After the primary application scheduler sends a query request to the computing network orchestration layer according to the computing power request, the method further comprises:

and the computing network arrangement layer performs computing force arrangement and network route planning according to the computing force information and the network information to obtain computing force arrangement information and network route information, and sends the computing force arrangement information and the network route information to the primary application dispatcher.

7. An application orchestration scheduling device based on a computing network, the device comprising:

the first-level application scheduler is used for sending a query request to the computational network arrangement layer according to the computational power request, acquiring computational power arrangement information and network routing information sent by the computational network arrangement layer, and determining a target data center corresponding to the computational power request;

an application controller of a target data center is used for receiving a first scheduling instruction sent by the primary application scheduler, pulling an application mirror image from a mirror image warehouse of the target data center, and synchronizing the application mirror image from a mirror image warehouse of an original data center to a mirror image warehouse of the target data center; and creating an application instance according to the application image.
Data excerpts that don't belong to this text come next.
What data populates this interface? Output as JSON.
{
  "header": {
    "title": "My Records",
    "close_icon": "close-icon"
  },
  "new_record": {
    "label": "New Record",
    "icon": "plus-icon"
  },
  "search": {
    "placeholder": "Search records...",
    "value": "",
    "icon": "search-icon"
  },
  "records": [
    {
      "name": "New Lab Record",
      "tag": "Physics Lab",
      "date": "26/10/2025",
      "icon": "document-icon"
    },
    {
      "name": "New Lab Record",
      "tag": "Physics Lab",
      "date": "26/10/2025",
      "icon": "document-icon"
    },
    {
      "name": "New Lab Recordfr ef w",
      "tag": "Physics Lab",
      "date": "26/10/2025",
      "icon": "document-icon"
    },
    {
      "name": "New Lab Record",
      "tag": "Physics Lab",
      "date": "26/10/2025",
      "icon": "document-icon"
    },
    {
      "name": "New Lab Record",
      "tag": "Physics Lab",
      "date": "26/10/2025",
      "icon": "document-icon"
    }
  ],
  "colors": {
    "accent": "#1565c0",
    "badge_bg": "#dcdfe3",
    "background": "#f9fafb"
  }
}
8. The apparatus of claim 7, wherein the apparatus further comprises:

The computing network perception layer is used for acquiring real-time perception information of each data center and registering the real-time perception information to the computing network arrangement layer, wherein the real-time perception information comprises computing power information and network information;

the computing network arrangement layer is used for carrying out computing power arrangement and network route planning according to the computing power information and the network information after the primary application scheduler sends a query request to the computing network arrangement layer according to the computing power request, obtaining computing power arrangement information and network route information, and sending the computing power arrangement information and the network route information to the primary application scheduler.
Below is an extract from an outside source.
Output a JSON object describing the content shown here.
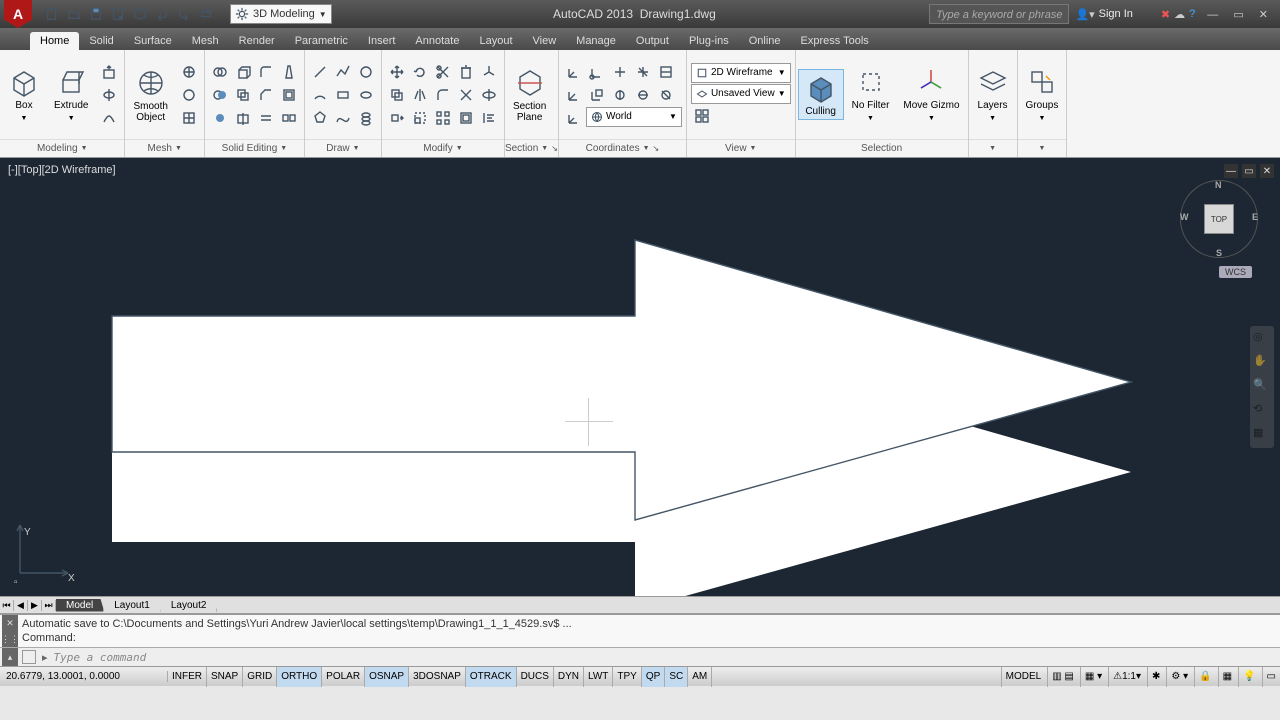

9. An application orchestration scheduling device, comprising: the device comprises a processor, a memory, a communication interface and a communication bus, wherein the processor, the memory and the communication interface complete communication with each other through the communication bus;

the memory is configured to store at least one executable instruction that causes the processor to perform the operations of the power network-based application orchestration scheduling method according to any one of claims 1-6.

10. A computer readable storage medium, wherein at least one executable instruction is stored in the storage medium, which when run on an application orchestration scheduling device, causes the application orchestration scheduling device to perform the operations of the computing-network-based application orchestration scheduling method according to any one of claims 1-6.